At an off-camera news briefing on July 11, Sanders was asked when Trump and Trump Jr. had spoken last. She said she did not know.

That night, the Times reported that the president had signed off on his son’s statement.

On “Good Morning America” the next day, Sekulow disputed the Times’s report. “The president didn’t sign off on anything,” Sekulow said. “He was coming back from the G-20 [summit], the statement that was released on Saturday was released by Donald Trump Jr. and, I’m sure, in consultation with his lawyers. The president wasn’t involved in that.”

At an off-camera briefing hours later, however, Sanders wouldn’t repeat Sekulow’s denial. This was her exchange with The Post’s Philip Rucker, one of the reporters behind Monday’s scoop:

RUCKER: Has President Trump had any communication with his son, Donald Trump Jr., over the last several days? And was he involved in helping Donald Trump Jr. craft his statement to the press over the weekend on Air Force One, as was reported in the New York Times?

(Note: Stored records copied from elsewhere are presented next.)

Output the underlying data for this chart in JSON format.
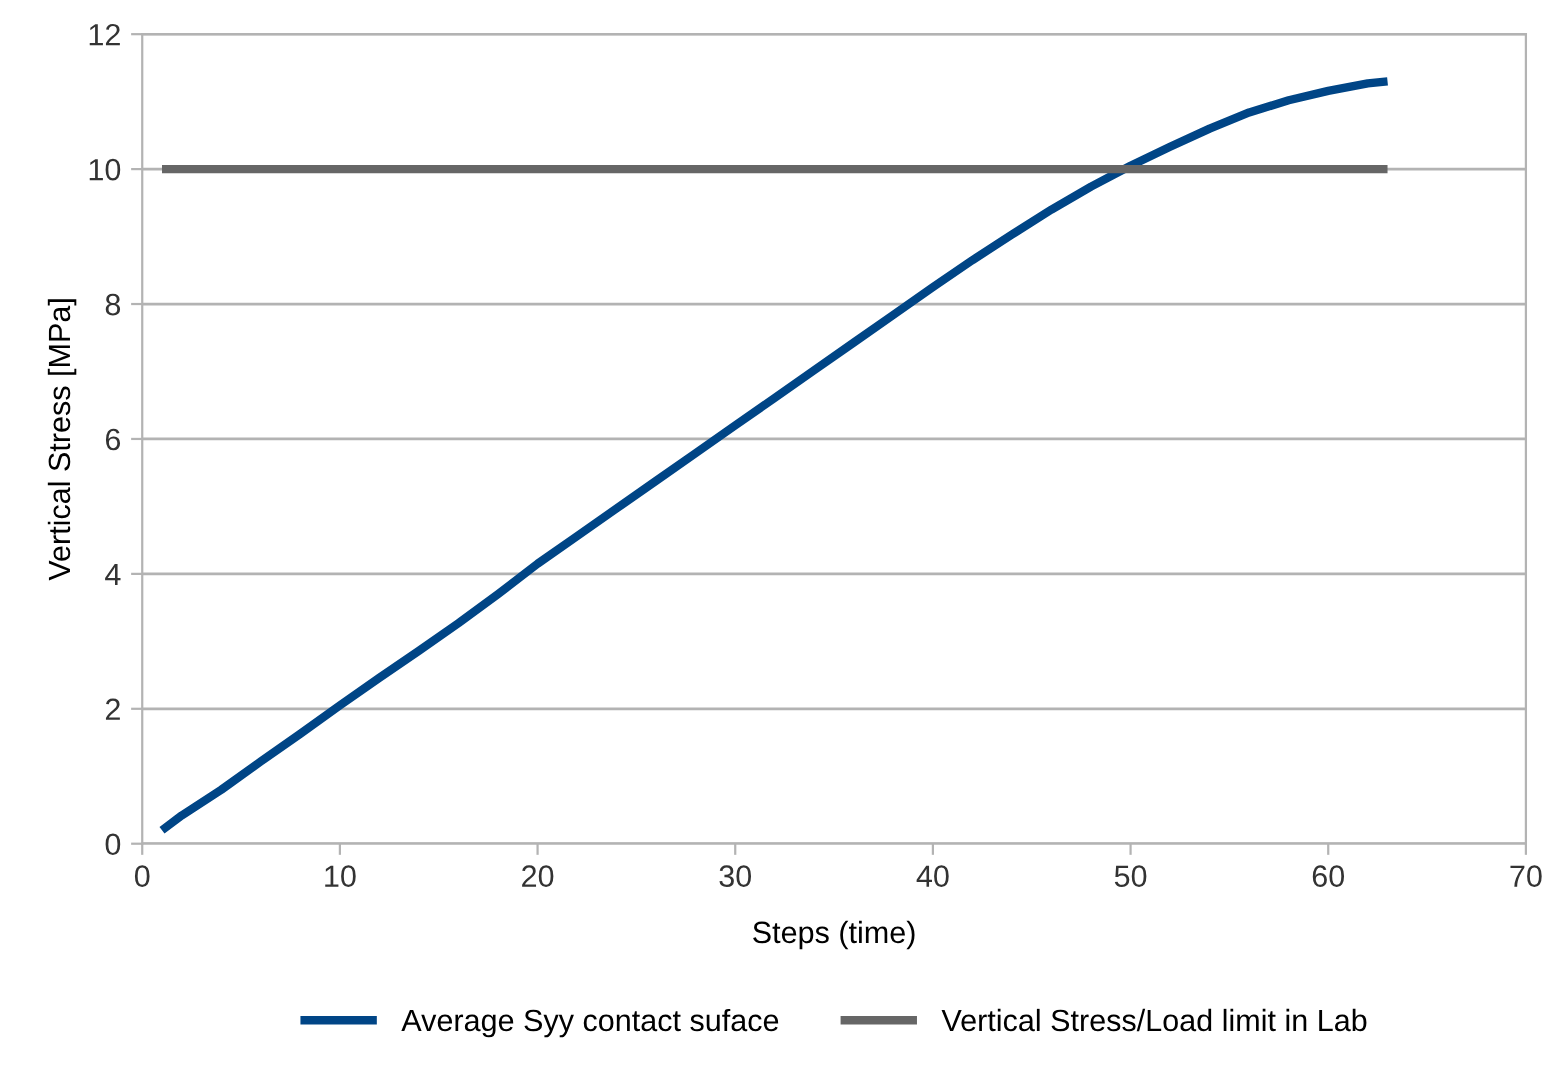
{
  "chart_data": {
    "type": "line",
    "xlabel": "Steps (time)",
    "ylabel": "Vertical Stress [MPa]",
    "xlim": [
      0,
      70
    ],
    "xticks": [
      0,
      10,
      20,
      30,
      40,
      50,
      60,
      70
    ],
    "ylim": [
      0,
      12
    ],
    "yticks": [
      0,
      2,
      4,
      6,
      8,
      10,
      12
    ],
    "grid": "y",
    "legend": "bottom",
    "marker": "none",
    "line_style": "solid",
    "series": [
      {
        "name": "Average Syy contact suface",
        "color": "#004586",
        "x": [
          1,
          2,
          4,
          6,
          8,
          10,
          12,
          14,
          16,
          18,
          20,
          22,
          24,
          26,
          28,
          30,
          32,
          34,
          36,
          38,
          40,
          42,
          44,
          46,
          48,
          50,
          52,
          54,
          56,
          58,
          60,
          62,
          63
        ],
        "values": [
          0.2,
          0.42,
          0.8,
          1.22,
          1.63,
          2.05,
          2.46,
          2.86,
          3.27,
          3.7,
          4.15,
          4.56,
          4.97,
          5.38,
          5.79,
          6.2,
          6.61,
          7.02,
          7.43,
          7.84,
          8.25,
          8.65,
          9.03,
          9.4,
          9.74,
          10.05,
          10.33,
          10.6,
          10.84,
          11.02,
          11.16,
          11.27,
          11.3
        ]
      },
      {
        "name": "Vertical Stress/Load limit in Lab",
        "color": "#666666",
        "x": [
          1,
          63
        ],
        "values": [
          10,
          10
        ]
      }
    ]
  }
}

SANDERS: I’m not sure about specific communications and the nature of those conversations. I know that they’ve spoken at least at some point over the last few days, but beyond that I don’t have any other further details.

RUCKER: Has he helped him with his response?

SANDERS: Not that I’m aware of, but I just don’t know the answer to that, Phil.

RUCKER: So is that not true?

SANDERS: I’ve been telling you, I’m just not sure. I don’t know the answer. I’ll have to check and let you know.

RUCKER: Okay. Can you find out?

SANDERS: Yeah.”

Sanders never followed up with reporters. It is certainly possible that she truly did not know whether the president was involved in crafting the statement; if that is the case, then she was remarkably incurious. Perhaps it was best not to know.